Questa prima parabola termina con le parole: In Cielo vi sarà più gioia per un peccatore che fa penitenza, che non per novantanove giusti che non hanno bisogno di penitenza. Queste parole sono rivolte agli scribi e ai farisei con divina ironia. Allo stesso tempo, sono un appello alla loro coscienza: potevano davvero pensare che, a differenza di Davide o di Mosè, non avessero bisogno di fare penitenza?

Il nostro Salvatore racconta poi una seconda parabola, quella della donna che spazza la casa in cerca di una moneta. Potremmo immaginare che questa nuova parabola comunichi lo stesso messaggio della prima, usando solo immagini diverse. Ma in tal caso, sarebbe stata davvero necessaria? Penso che dobbiamo cercare qui un messaggio diverso. Se Cristo è il buon Pastore, chi è la donna? Sicuramente, possiamo pensare che sia la beata Vergine. L’amore di Cristo per i peccatori è così grande che non ha voluto solo redimerci, ma ha voluto anche fornirci un avvocato che Gli parli in nostro favore. Ha voluto che avessimo un’avvocata nella quale noi peccatori potessimo facilmente confidare, perché è una persona umana come noi, ed è una madre.

Per questo i santi hanno parlato di Maria come corredentrice. Con questo titolo intendono che Cristo l’associa a Sé per la salvezza degli uomini. Desidera che Ella Lo preghi per i peccatori. Allora, cosa ci dice il Vangelo di questa donna? Qual è quella donna che, avendo dieci dracme, se ne avrà perduta una, non accende la lucerna e non spazza tutta la casa e non cerca diligentemente finché non la ritrova? Alcuni scrittori spirituali paragonano queste dieci dracme all’umanità e agli ordini angelici. Nella Sacra Scrittura leggiamo di nove diverse gerarchie angeliche; con la razza umana arriviamo al numero di dieci. Ora Maria, lo sappiamo, è regina degli Angeli; ma ciò non le basta, finché ci sono uomini che si perdono. Ella vuole trovare anche la decima moneta, che siamo noi. Se si dice che accende una lucerna, penso che sia perché, a differenza di Nostro Signore, Che ebbe la visione beatifica fin dal primo momento della Sua incarnazione, Maria dové meritarla. Ma poi, come la donna del Vangelo alla luce di una sola lampada poté vedere tutta la casa – dobbiamo immaginare questa casa come un’umile dimora, simile a quella in cui visse la santa Famiglia a Nazareth –, così la Madonna, alla luce della gloria, vede l’intera razza umana.

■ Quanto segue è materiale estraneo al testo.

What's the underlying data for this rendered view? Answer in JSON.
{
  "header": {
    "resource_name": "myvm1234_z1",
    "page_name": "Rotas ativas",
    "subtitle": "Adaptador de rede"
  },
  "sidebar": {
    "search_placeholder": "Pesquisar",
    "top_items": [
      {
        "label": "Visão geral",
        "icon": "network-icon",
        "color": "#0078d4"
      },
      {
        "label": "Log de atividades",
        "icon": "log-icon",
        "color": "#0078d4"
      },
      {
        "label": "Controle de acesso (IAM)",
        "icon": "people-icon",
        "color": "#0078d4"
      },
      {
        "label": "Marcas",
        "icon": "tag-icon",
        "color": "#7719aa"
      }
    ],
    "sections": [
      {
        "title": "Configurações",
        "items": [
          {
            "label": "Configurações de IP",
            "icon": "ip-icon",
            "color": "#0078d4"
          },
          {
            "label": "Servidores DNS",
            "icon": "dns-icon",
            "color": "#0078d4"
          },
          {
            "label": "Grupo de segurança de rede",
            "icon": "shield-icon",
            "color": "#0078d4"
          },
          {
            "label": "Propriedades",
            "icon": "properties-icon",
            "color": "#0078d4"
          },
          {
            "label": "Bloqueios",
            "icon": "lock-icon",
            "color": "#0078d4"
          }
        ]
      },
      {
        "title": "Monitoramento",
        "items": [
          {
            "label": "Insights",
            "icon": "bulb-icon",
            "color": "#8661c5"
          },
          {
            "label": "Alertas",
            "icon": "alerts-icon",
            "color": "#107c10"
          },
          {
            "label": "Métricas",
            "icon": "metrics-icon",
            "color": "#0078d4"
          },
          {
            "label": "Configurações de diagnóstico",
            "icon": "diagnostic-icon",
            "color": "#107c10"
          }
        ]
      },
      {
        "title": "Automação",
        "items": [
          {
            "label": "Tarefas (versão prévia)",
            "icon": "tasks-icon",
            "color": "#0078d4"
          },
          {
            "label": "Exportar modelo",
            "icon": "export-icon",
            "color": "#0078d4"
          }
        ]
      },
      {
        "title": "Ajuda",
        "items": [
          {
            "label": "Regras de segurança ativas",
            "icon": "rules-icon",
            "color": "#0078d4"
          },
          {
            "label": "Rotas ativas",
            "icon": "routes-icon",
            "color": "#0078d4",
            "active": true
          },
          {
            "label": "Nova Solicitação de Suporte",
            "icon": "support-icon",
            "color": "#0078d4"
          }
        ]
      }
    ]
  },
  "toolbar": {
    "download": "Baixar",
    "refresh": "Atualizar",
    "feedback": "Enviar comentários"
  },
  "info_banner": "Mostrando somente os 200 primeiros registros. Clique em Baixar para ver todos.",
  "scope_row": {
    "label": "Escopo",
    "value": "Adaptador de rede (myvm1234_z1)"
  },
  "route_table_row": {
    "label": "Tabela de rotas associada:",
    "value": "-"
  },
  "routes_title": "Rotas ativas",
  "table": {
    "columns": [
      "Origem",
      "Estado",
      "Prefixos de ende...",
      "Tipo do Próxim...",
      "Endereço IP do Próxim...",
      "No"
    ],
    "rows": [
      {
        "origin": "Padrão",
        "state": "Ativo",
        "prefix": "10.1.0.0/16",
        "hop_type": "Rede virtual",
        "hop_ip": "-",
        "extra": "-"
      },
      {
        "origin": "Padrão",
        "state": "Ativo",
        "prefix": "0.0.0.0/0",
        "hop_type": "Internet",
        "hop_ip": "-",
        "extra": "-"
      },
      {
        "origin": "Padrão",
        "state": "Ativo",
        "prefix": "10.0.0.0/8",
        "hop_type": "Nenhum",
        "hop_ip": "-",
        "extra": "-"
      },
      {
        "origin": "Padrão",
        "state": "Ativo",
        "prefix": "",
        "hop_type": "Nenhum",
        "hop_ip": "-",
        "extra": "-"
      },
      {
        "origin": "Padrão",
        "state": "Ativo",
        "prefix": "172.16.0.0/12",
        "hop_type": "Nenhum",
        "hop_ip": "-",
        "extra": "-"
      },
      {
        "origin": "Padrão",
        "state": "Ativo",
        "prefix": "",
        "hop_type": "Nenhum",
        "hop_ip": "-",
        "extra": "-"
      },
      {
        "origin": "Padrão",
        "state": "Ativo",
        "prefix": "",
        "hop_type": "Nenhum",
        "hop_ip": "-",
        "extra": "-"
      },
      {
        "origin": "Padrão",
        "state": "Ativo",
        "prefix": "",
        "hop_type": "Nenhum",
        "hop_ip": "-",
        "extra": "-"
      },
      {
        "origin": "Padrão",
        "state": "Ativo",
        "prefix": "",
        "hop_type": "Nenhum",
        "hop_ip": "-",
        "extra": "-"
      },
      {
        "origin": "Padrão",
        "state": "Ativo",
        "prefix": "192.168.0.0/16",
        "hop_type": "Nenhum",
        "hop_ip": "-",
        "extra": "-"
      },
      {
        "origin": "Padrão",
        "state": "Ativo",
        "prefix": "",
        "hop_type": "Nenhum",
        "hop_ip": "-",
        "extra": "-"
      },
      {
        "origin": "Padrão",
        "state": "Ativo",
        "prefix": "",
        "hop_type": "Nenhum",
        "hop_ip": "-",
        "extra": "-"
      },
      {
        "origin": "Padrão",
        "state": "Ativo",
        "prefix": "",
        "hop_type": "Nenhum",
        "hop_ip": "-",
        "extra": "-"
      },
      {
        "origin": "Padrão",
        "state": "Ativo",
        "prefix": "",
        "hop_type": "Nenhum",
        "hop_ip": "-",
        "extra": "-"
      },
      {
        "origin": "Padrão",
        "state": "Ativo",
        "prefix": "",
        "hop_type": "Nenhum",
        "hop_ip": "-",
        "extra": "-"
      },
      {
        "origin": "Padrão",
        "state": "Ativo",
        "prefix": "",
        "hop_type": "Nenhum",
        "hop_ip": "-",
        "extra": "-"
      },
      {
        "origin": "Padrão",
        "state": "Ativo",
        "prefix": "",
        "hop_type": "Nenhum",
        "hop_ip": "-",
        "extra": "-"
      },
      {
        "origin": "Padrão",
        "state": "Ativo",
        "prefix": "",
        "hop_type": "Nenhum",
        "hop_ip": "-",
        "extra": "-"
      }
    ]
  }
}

Ella spazza, come una brava casalinga, ogni angolo di questa casa. Forse noi sacerdoti siamo come la scopa di Maria: dobbiamo essere pronti ad entrare in ogni ambito della vita, negli ospedali, nelle carceri, nelle baraccopoli, ovunque ci siano anime da salvare.

Alla fine, nel caso pensaste che la mia interpretazione di questa parabola sia inverosimile, Nostro Signore stesso si riferisce agli Angeli. Se le nove monete fossero vive, sarebbero felici di riunirsi alla loro compagna perduta. Ma gli Angeli in Cielo sono vivi e desiderano la nostra compagnia. E quali sono le notizie dal nostro mondo che li interessano di più? Non notizie politiche, non informazioni su elezioni o anche su guerre e cessate il fuoco. No, sapere che un peccatore ha cambiato vita, ed è uscito dal confessionale come una nuova creatura; o che un uomo in fin di vita ha baciato il Crocifisso ed è stato unto con l’olio santo, e così si è preparato per l’eternità; queste sono le notizie dalla terra che interessano di più agli Angeli, e che portano loro più gioia. Sicuramente dicono, a modo loro, quella preghiera breve e potente che noi preghiamo sulla terra: “Gesù e Maria, salvate anime”.